Si l’environnement s’est fait une place dans les médias et dans les préoccupations des français, en est-il de même dans l’éducation ? Sur les bancs de l’école, la biologie ou les sciences de la vie et de la terre sont enseignées depuis plusieurs dizaines d’années. Mais de la maternelle au lycée, évoque-t-on réellement les problématiques liées au développement durable, aux énergies renouvelables ou au réchauffement climatique ?

En septembre 2011, la génération 93 pourra choisir le premier cursus post bac intégrant la notion de développement durable dans son programme. Baptisé STI2D (Sciences et technologies de l’industrie et du développement durable), ce bac technologique qui viendra remplacer la filière STI, aura quatre nouvelles matières à son programme : Système d’information et numérique (SIN), Energie et environnement (EE), Architecture et construction (AC) et Innovation technologique et éco-conception (ITEC). Cette filière, si elle ne donne aucun savoir-faire professionnel, permettra à ceux qui l’intègrent d’envisager un large éventail de formations jusqu’au niveau bac + 5, masters universitaires et diplômes d’ingénieur.
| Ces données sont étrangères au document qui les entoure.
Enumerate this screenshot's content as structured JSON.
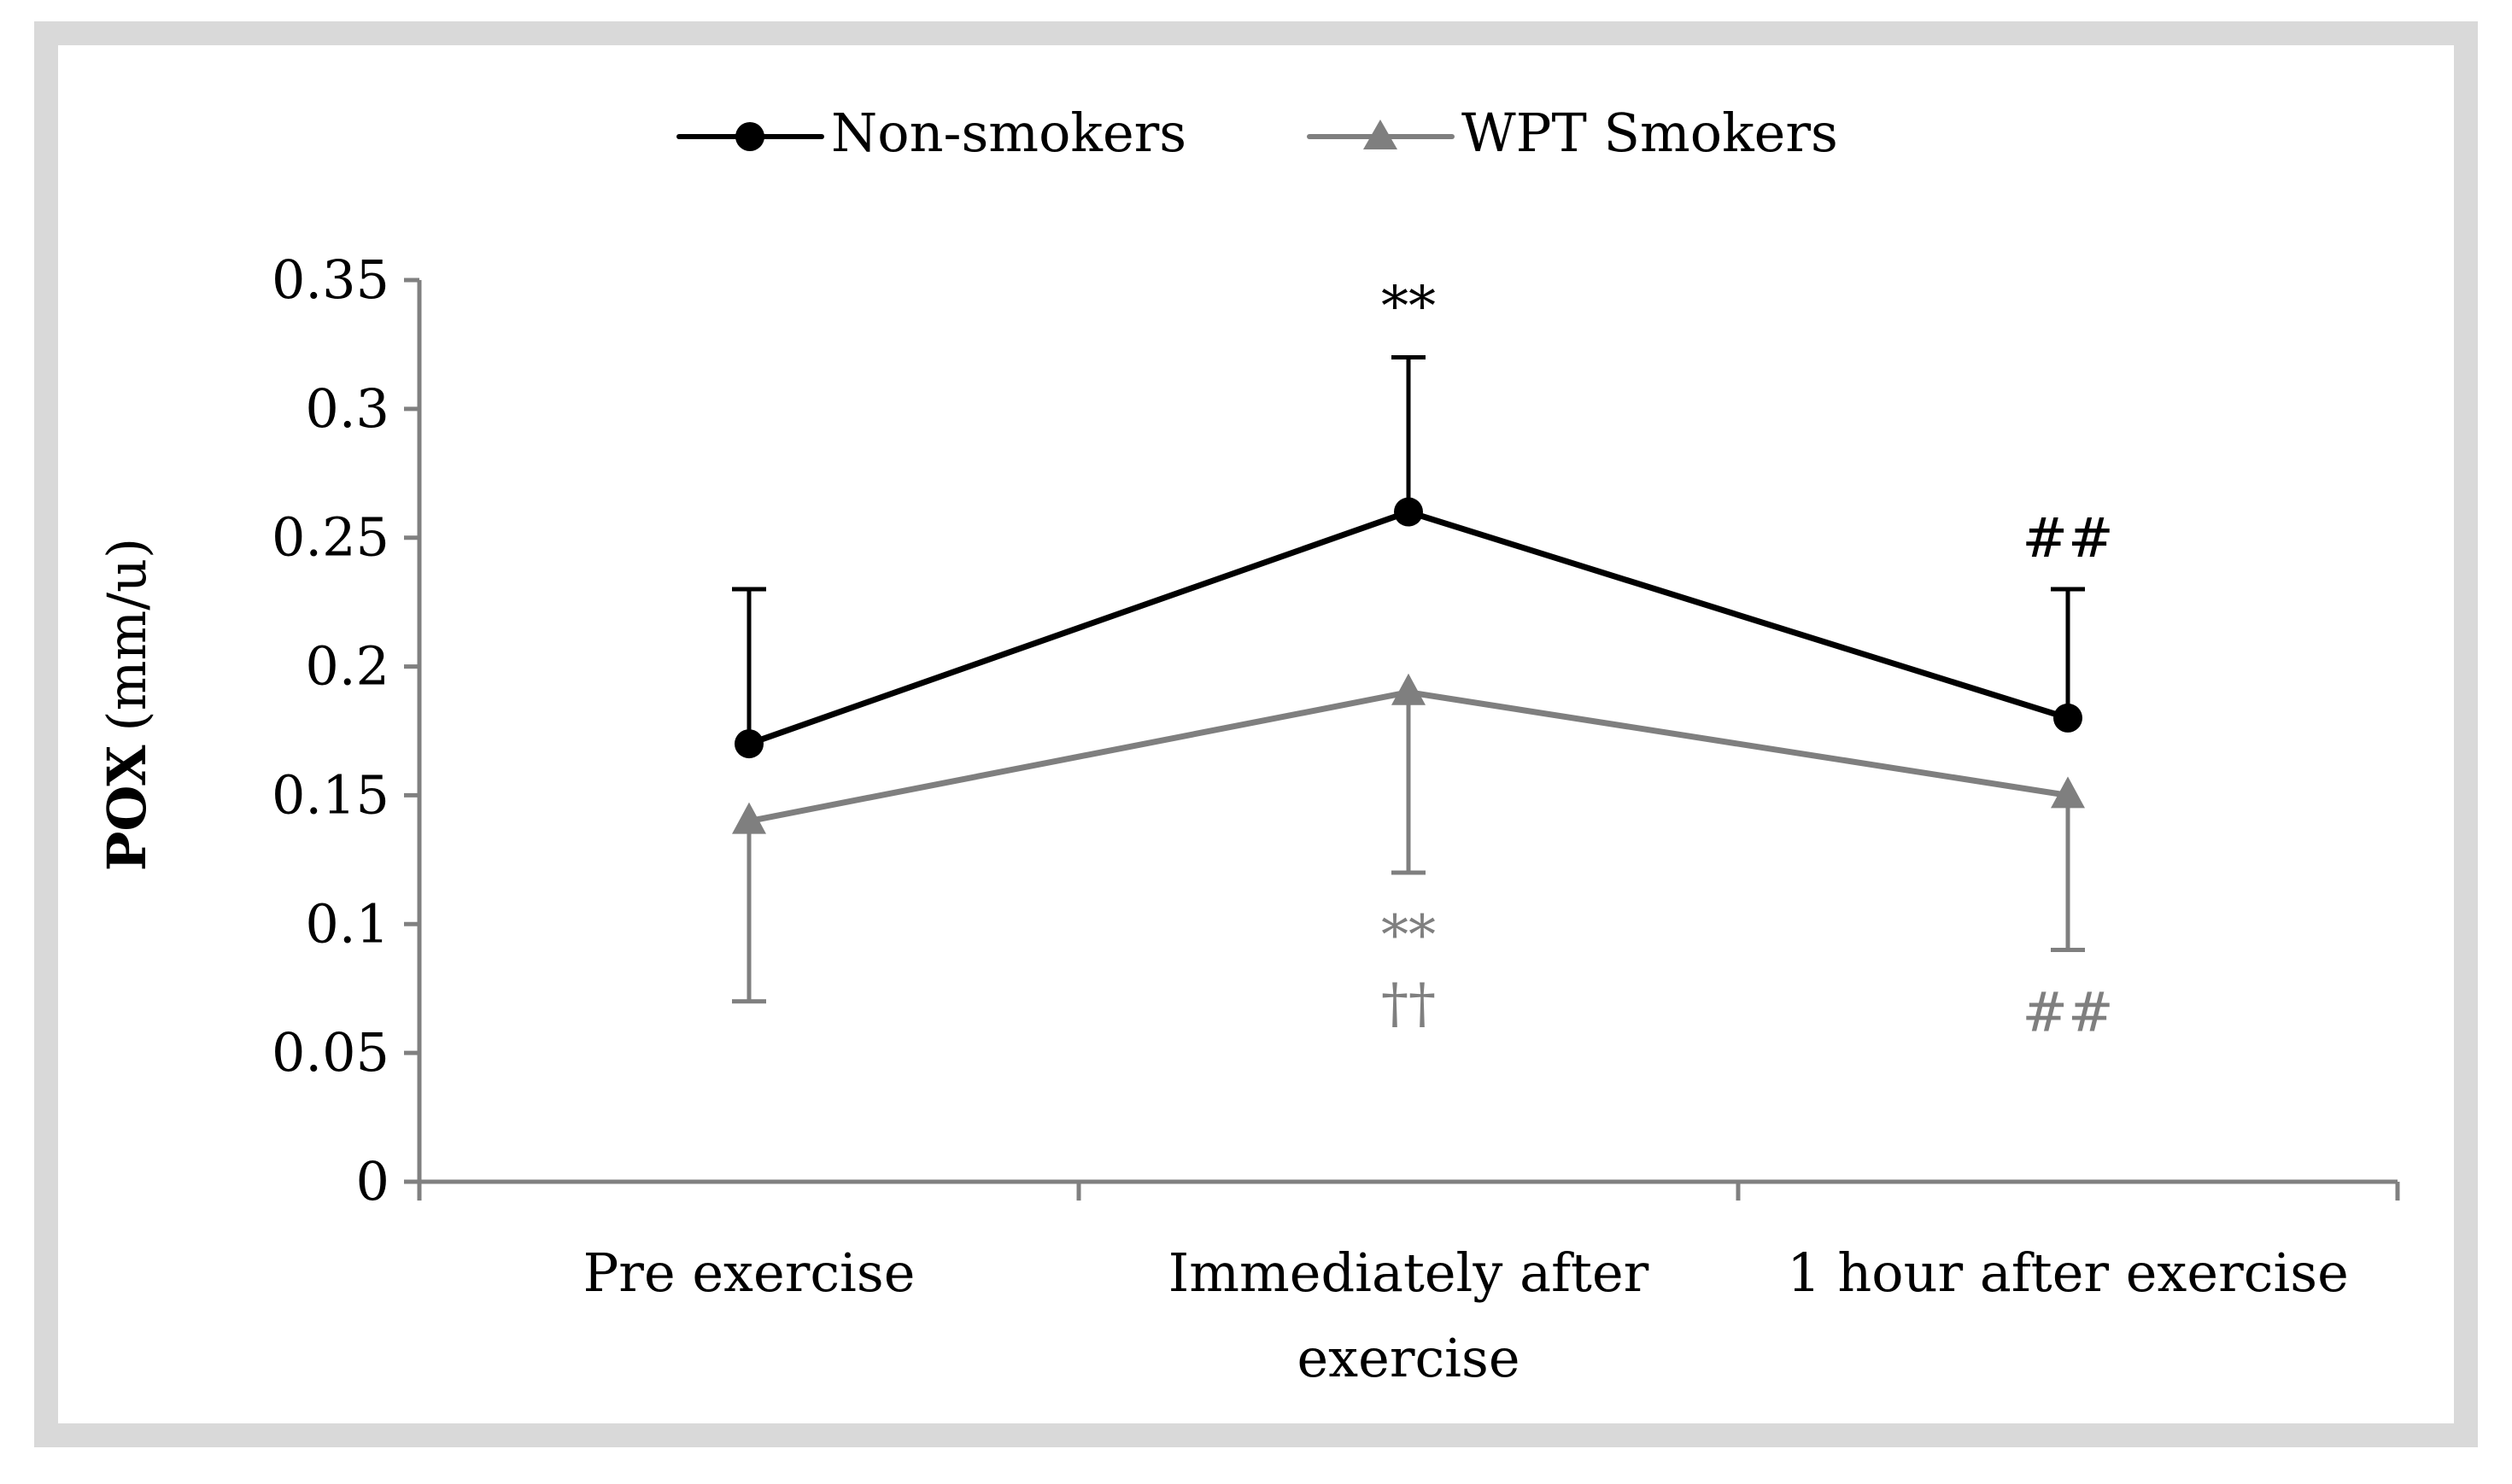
{
  "colors": {
    "non_smokers": "#000000",
    "smokers": "#7f7f7f",
    "axis": "#808080",
    "frame": "#d9d9d9"
  },
  "chart_data": {
    "type": "line",
    "title": "",
    "xlabel": "",
    "ylabel_bold": "POX",
    "ylabel_unit": "(mm/u)",
    "ylim": [
      0,
      0.35
    ],
    "y_ticks": [
      0,
      0.05,
      0.1,
      0.15,
      0.2,
      0.25,
      0.3,
      0.35
    ],
    "y_tick_labels": [
      "0",
      "0.05",
      "0.1",
      "0.15",
      "0.2",
      "0.25",
      "0.3",
      "0.35"
    ],
    "categories": [
      "Pre exercise",
      "Immediately after exercise",
      "1 hour after exercise"
    ],
    "category_label_lines": [
      [
        "Pre exercise"
      ],
      [
        "Immediately after",
        "exercise"
      ],
      [
        "1 hour after exercise"
      ]
    ],
    "legend_position": "top-center",
    "series": [
      {
        "name": "Non-smokers",
        "marker": "circle",
        "values": [
          0.17,
          0.26,
          0.18
        ],
        "error_upper": [
          0.23,
          0.32,
          0.23
        ],
        "annotations": [
          {
            "category": 1,
            "text": "**",
            "placement": "above"
          },
          {
            "category": 2,
            "text": "##",
            "placement": "above"
          }
        ]
      },
      {
        "name": "WPT Smokers",
        "marker": "triangle",
        "values": [
          0.14,
          0.19,
          0.15
        ],
        "error_lower": [
          0.07,
          0.12,
          0.09
        ],
        "annotations": [
          {
            "category": 1,
            "text": "**",
            "placement": "below"
          },
          {
            "category": 1,
            "text": "††",
            "placement": "below2"
          },
          {
            "category": 2,
            "text": "##",
            "placement": "below"
          }
        ]
      }
    ]
  }
}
L'enjeu : sensibiliser certains élèves aux problématiques environnementales. Mais l’ensemble de cette génération de bacheliers aura-t-elle profité dans ses années de maternelle, d’école primaire, de collège et de lycée d’une éducation à l’environnement ? Pas vraiment car les réformes en la matière ont tardé à se mettre en place. Ainsi, si le ministère de l'Environnement propose dès le début des années 90 l'opération "Mille défis pour ma planète" aux enseignants, il s’agit d’une opération unique sur l’année et qui n’est pas imposée dans les programmes de l’Education nationale. A l’échelle locale, un projet de préservation de la nature est choisi par les enfants pendant les heures de cours et régulé ensuite par des adultes, qui se réunissent hors temps scolaire.

Que disent les textes ?

Dans les textes, une circulaire de 1977 définit pour la première fois les contenus et les méthodes de l’éducation à l’environnement. La dimension donnée est essentiellement écologique au sens scientifique du terme. Mais les aspects économiques ne sont pas absents. La notion de développement durable apparaît en filigrane. Concrètement, il faut attendre 2004 et une nouvelle circulaire qui remplace celle de 1977 et fait apparaître clairement la notion de développement durable. Elle préconise que "l’Éducation à l’Environnement pour un Développement Durable (EEDD) doit être une composante importante de la formation initiale des élèves, dès leur plus jeune âge et tout au long de leur scolarité, pour leur permettre d’acquérir des connaissances et des méthodes nécessaires pour se situer dans leur environnement et y agir de manière responsable. " Cette première phase définissait les conditions de généralisation de l’EDDD.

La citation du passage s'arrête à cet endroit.